The district court noted that the difficulty of the issue stemmed from the nature of the trust itselfjust because a trust operates by separating the equitable and legal interests in property. Normally,the trustee of the trust is claimed to support legal interest in the trust property for the advantages ofthe beneficiary, who holds equitable interest. By its very nature, this separation of interests canmake it challenging to describe the trust property in such a way to which the district court iscommonly accustomed. When ownership interests in property are separated because that property islocked in trust, it is difficult to clearly define with any certainty which party is definitely the "owner"of that trust property thus.

The legal court, therefore, looked to the trust agreement to eliminate the disagreement regardingthe ownership of your trust property. The trust agreement specified that, over a change of control atOMC, no section of the trust corpus would be to be returned to OMC except pursuant to specificlimited exceptions. The rights of OMC towards the trust corpus were based on the regards to thoseprovisions, because this kind of change of control took place 1997. Pursuant to individuals limitedexceptions, OMC had greater than merely a nominal desire for the trust corpus during the time itexecuted its credit agreement with Bank of America; indeed, it enjoyed a remainder interestspecifically defined in the trust agreement itself.
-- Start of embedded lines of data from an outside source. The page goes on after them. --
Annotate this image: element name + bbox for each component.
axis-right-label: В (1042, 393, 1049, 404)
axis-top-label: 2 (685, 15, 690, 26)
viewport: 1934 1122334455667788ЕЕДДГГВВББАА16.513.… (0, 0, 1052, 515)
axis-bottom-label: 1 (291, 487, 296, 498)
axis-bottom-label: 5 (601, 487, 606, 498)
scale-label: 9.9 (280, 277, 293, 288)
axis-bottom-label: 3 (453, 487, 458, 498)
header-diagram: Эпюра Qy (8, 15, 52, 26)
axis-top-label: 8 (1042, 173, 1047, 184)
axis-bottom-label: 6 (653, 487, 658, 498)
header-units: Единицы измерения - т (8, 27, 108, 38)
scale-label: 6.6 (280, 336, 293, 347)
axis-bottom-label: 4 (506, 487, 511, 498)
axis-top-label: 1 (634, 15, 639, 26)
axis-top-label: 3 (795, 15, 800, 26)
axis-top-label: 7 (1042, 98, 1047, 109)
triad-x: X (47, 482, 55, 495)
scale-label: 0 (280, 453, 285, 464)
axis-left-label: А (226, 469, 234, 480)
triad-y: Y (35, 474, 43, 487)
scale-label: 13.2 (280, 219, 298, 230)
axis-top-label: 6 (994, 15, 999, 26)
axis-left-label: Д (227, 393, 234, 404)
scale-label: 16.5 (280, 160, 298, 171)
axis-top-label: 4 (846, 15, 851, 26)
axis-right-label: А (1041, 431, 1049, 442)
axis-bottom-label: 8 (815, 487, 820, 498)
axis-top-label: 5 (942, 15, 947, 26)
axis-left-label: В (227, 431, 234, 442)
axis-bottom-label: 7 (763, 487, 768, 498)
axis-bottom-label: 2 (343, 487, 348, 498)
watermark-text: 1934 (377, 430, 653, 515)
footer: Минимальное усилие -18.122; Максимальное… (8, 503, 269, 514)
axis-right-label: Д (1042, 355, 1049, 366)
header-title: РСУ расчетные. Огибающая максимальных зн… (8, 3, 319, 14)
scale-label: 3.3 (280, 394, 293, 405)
The legal court then noted how the rights ofOMC to the trust corpus were similarlydefined by provisions from the trustagreement that clearly proscribed thegranting of a security desire for the trustcorpus to your creditor. OMC did not grant asecurity alarm curiosity about the trust corpusto Bank of America as it simply minn kota forsale was not the correct of OMC to do soagain. The ownership interest of OMC withinthe trust was defined by the trust agreementwhich ownership interest failed to include theopportunity to grant a security alarm interestin favor of any creditor.

Basedonthedistrictcourt,torule otherwise will have had the impermissible effect of amending the trust agreement by operationof the subsequently executed and separate credit agreement, this result also was required because.The trust agreement set forth the particular conditions expected to amend its terms. Any possibilitythat this credit agreement operated being an amendment for the trust agreement was foreclosedsince the conditions necessary for such an amendment were not met.

Therefore, the district court affirmed the choice from the bankruptcy court regarding the absence ofa security fascination with the trust corpus. Bank of America enjoyed a properly perfected and validlien on the general intangibles of OMC; however, that lien failed to extend to the trust corpus.